The mania for blindly cutting has also spread to statehouses, many with new Republican governors and legislatures. Several states have cut their unemployment benefits below the standard 26 weeks. Gov. Jan Brewer of Arizona has proposed removing 138,000 people from Medicaid. Many recession-battered states, including some led by Democrats, have been forced to cut other services because Republicans have made it so politically difficult to raise taxes. Education, mental health and juvenile justice funds have been particular targets.
In Wisconsin, Ohio, Indiana, Maine and Florida, Republican governors have used the smokescreen of a poor economy to pursue a long-held conservative goal of destroying public and private unions. This has nothing to do with creating jobs, of course, and it has shocked many blue-collar voters who are suddenly second-guessing their support for Republicans last November. Several states are also adopting Arizona-style anti-immigrant laws.
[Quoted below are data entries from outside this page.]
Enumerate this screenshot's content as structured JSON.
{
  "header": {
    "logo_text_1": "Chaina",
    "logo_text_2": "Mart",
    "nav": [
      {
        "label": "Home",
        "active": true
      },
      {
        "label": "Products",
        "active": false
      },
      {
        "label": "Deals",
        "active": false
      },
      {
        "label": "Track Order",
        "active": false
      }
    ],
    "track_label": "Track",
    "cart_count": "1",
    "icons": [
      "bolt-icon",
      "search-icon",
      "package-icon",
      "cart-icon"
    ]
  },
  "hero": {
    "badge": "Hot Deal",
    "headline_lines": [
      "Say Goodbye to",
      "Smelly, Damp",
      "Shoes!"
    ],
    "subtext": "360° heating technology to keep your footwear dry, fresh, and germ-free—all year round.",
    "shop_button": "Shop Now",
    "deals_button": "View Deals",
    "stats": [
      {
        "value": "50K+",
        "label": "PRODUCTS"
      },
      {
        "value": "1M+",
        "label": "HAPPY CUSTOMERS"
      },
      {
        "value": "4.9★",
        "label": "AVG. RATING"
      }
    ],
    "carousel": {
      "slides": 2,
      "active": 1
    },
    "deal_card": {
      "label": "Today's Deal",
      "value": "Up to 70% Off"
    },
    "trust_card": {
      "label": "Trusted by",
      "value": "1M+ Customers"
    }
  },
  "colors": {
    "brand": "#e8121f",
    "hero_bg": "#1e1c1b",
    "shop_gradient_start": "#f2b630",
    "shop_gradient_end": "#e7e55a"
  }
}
President Obama, after staying in the shadows too long, is starting to illuminate the serious damage that Republicans are doing. Their vision, he said last week, “is less about reducing the deficit than it is about changing the basic social compact in America.” Other Democrats are also beginning to stand up and reject these ideas, having been cowed for months by the electoral wave. Their newfound confidence will give voters a clearer view of this bare and pessimistic landscape.